In contrast to the web, print ad buys don't suffer the same risks as online ad buying. Ad buyers might even negotiate to see precisely what type of content will surround their message. And it's a static message, to boot. There's no chance that after purchasing a print ad vituperative content is going to pop up next to the ad and put the brand in a compromising position — at which point the ad buy morphs into crisis management.

 

Trust in the Product

More and more it seems like when people surf the web they are being followed at every turn, lending more validity to the creep factor online. In contrast, consumers carry around magazines by choice. Magazines, similar to sumptuous books and sweeping novels, can be people's friends. There are countless ways to describe the web; friendly isn't one of them. And while digital media suck up most of the oxygen, print media fosters the kind of consumer loyalty that has proved elusive online. A 2017 MarketingSherpa study of 1,200 consumers, for example, found that print publications are the most trusted advertising channel when people want to buy something (82 percent). At the bottom of the heap, mobile phone ads (39 percent), ads in podcasts (37 percent) and online pop-up ads (25 percent).

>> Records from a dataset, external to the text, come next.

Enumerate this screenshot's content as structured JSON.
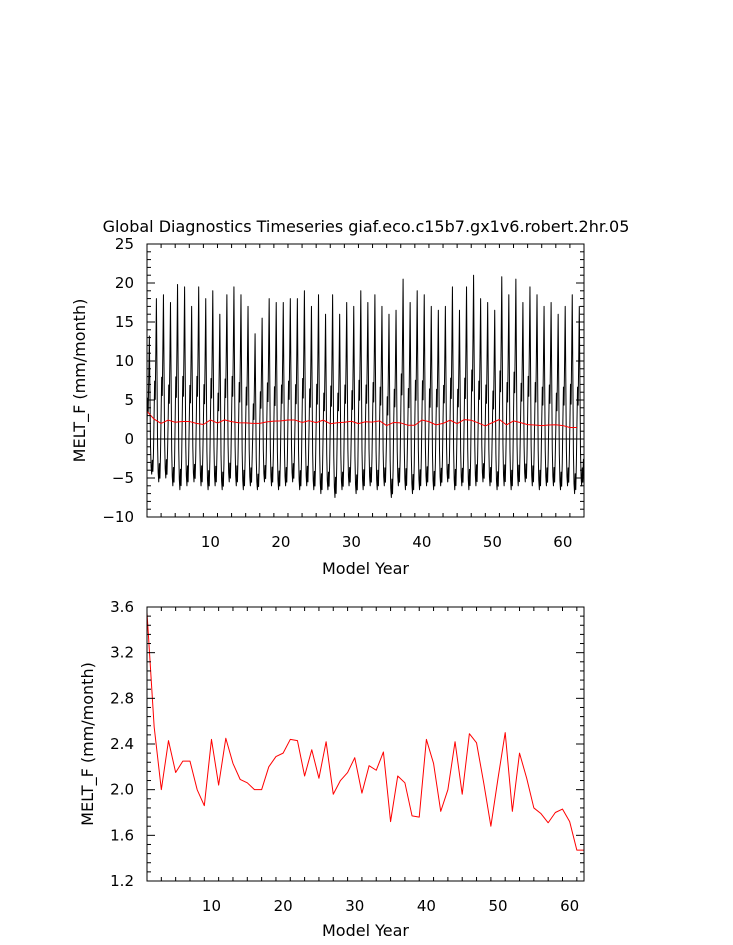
{
  "title": "Global Diagnostics Timeseries giaf.eco.c15b7.gx1v6.robert.2hr.05",
  "colors": {
    "monthly": "#000000",
    "annual": "#ff0000",
    "zero_line": "#000000",
    "frame": "#000000"
  },
  "chart_data": [
    {
      "type": "line",
      "xlabel": "Model Year",
      "ylabel": "MELT_F (mm/month)",
      "xlim": [
        1,
        63
      ],
      "ylim": [
        -10,
        25
      ],
      "xticks": [
        10,
        20,
        30,
        40,
        50,
        60
      ],
      "yticks": [
        -10,
        -5,
        0,
        5,
        10,
        15,
        20,
        25
      ],
      "ytick_labels": [
        "−10",
        "−5",
        "0",
        "5",
        "10",
        "15",
        "20",
        "25"
      ],
      "grid": false,
      "zero_line": true,
      "series": [
        {
          "key": "monthly",
          "color": "#000000",
          "approximate": true,
          "annual_peaks": [
            13.2,
            18.0,
            18.5,
            17.5,
            19.8,
            19.5,
            17.0,
            19.5,
            18.0,
            19.0,
            16.0,
            18.5,
            19.5,
            18.5,
            17.0,
            13.5,
            15.5,
            18.0,
            17.5,
            17.5,
            18.0,
            18.0,
            19.0,
            17.0,
            18.5,
            16.0,
            18.5,
            16.0,
            17.5,
            17.0,
            19.0,
            17.5,
            18.5,
            17.0,
            16.0,
            16.5,
            20.5,
            17.5,
            19.0,
            18.5,
            17.0,
            16.5,
            17.0,
            19.5,
            16.5,
            19.5,
            21.0,
            18.0,
            17.5,
            16.5,
            20.8,
            18.5,
            20.5,
            17.5,
            19.5,
            18.5,
            17.0,
            17.5,
            16.0,
            17.0,
            18.5,
            17.0
          ],
          "annual_troughs": [
            -4.5,
            -5.5,
            -5.0,
            -6.0,
            -6.5,
            -6.0,
            -5.5,
            -6.0,
            -6.5,
            -6.0,
            -6.5,
            -5.5,
            -6.0,
            -6.5,
            -6.0,
            -6.5,
            -5.5,
            -6.0,
            -6.5,
            -6.0,
            -5.5,
            -6.5,
            -6.0,
            -6.5,
            -7.0,
            -6.5,
            -7.5,
            -6.5,
            -6.0,
            -7.0,
            -6.5,
            -6.0,
            -6.5,
            -6.0,
            -7.5,
            -6.0,
            -6.5,
            -7.0,
            -6.5,
            -6.0,
            -6.5,
            -6.0,
            -5.5,
            -6.5,
            -6.0,
            -6.5,
            -6.0,
            -5.5,
            -6.0,
            -6.5,
            -6.0,
            -6.5,
            -6.0,
            -5.5,
            -6.0,
            -6.5,
            -6.0,
            -6.0,
            -6.5,
            -6.0,
            -7.0,
            -6.0
          ]
        },
        {
          "key": "annual",
          "color": "#ff0000",
          "x": [
            1,
            2,
            3,
            4,
            5,
            6,
            7,
            8,
            9,
            10,
            11,
            12,
            13,
            14,
            15,
            16,
            17,
            18,
            19,
            20,
            21,
            22,
            23,
            24,
            25,
            26,
            27,
            28,
            29,
            30,
            31,
            32,
            33,
            34,
            35,
            36,
            37,
            38,
            39,
            40,
            41,
            42,
            43,
            44,
            45,
            46,
            47,
            48,
            49,
            50,
            51,
            52,
            53,
            54,
            55,
            56,
            57,
            58,
            59,
            60,
            61,
            62
          ],
          "values": [
            3.55,
            2.55,
            2.0,
            2.43,
            2.15,
            2.25,
            2.25,
            2.0,
            1.86,
            2.44,
            2.04,
            2.45,
            2.23,
            2.09,
            2.06,
            2.0,
            2.0,
            2.2,
            2.29,
            2.32,
            2.44,
            2.43,
            2.12,
            2.35,
            2.1,
            2.42,
            1.96,
            2.08,
            2.15,
            2.28,
            1.97,
            2.21,
            2.17,
            2.33,
            1.72,
            2.12,
            2.06,
            1.77,
            1.76,
            2.44,
            2.23,
            1.81,
            2.0,
            2.42,
            1.96,
            2.49,
            2.41,
            2.06,
            1.68,
            2.1,
            2.5,
            1.81,
            2.32,
            2.1,
            1.84,
            1.79,
            1.71,
            1.8,
            1.83,
            1.72,
            1.47,
            1.47
          ]
        }
      ]
    },
    {
      "type": "line",
      "xlabel": "Model Year",
      "ylabel": "MELT_F (mm/month)",
      "xlim": [
        1,
        62
      ],
      "ylim": [
        1.2,
        3.6
      ],
      "xticks": [
        10,
        20,
        30,
        40,
        50,
        60
      ],
      "yticks": [
        1.2,
        1.6,
        2.0,
        2.4,
        2.8,
        3.2,
        3.6
      ],
      "ytick_labels": [
        "1.2",
        "1.6",
        "2.0",
        "2.4",
        "2.8",
        "3.2",
        "3.6"
      ],
      "grid": false,
      "series": [
        {
          "key": "annual",
          "color": "#ff0000",
          "x": [
            1,
            2,
            3,
            4,
            5,
            6,
            7,
            8,
            9,
            10,
            11,
            12,
            13,
            14,
            15,
            16,
            17,
            18,
            19,
            20,
            21,
            22,
            23,
            24,
            25,
            26,
            27,
            28,
            29,
            30,
            31,
            32,
            33,
            34,
            35,
            36,
            37,
            38,
            39,
            40,
            41,
            42,
            43,
            44,
            45,
            46,
            47,
            48,
            49,
            50,
            51,
            52,
            53,
            54,
            55,
            56,
            57,
            58,
            59,
            60,
            61,
            62
          ],
          "values": [
            3.55,
            2.55,
            2.0,
            2.43,
            2.15,
            2.25,
            2.25,
            2.0,
            1.86,
            2.44,
            2.04,
            2.45,
            2.23,
            2.09,
            2.06,
            2.0,
            2.0,
            2.2,
            2.29,
            2.32,
            2.44,
            2.43,
            2.12,
            2.35,
            2.1,
            2.42,
            1.96,
            2.08,
            2.15,
            2.28,
            1.97,
            2.21,
            2.17,
            2.33,
            1.72,
            2.12,
            2.06,
            1.77,
            1.76,
            2.44,
            2.23,
            1.81,
            2.0,
            2.42,
            1.96,
            2.49,
            2.41,
            2.06,
            1.68,
            2.1,
            2.5,
            1.81,
            2.32,
            2.1,
            1.84,
            1.79,
            1.71,
            1.8,
            1.83,
            1.72,
            1.47,
            1.47
          ]
        }
      ]
    }
  ]
}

For a while, it was cool to pooh-pooh print media. But marketers who now dismiss print may be missing out on parking their message in a well-lighted, safe lot, particularly when stacked up against online venues. "As the media system grows exponentially it's hard to figure out what you can trust," Brooks says. "For magazines, it's become a shortcut to quality — where consumers know they're getting professional content."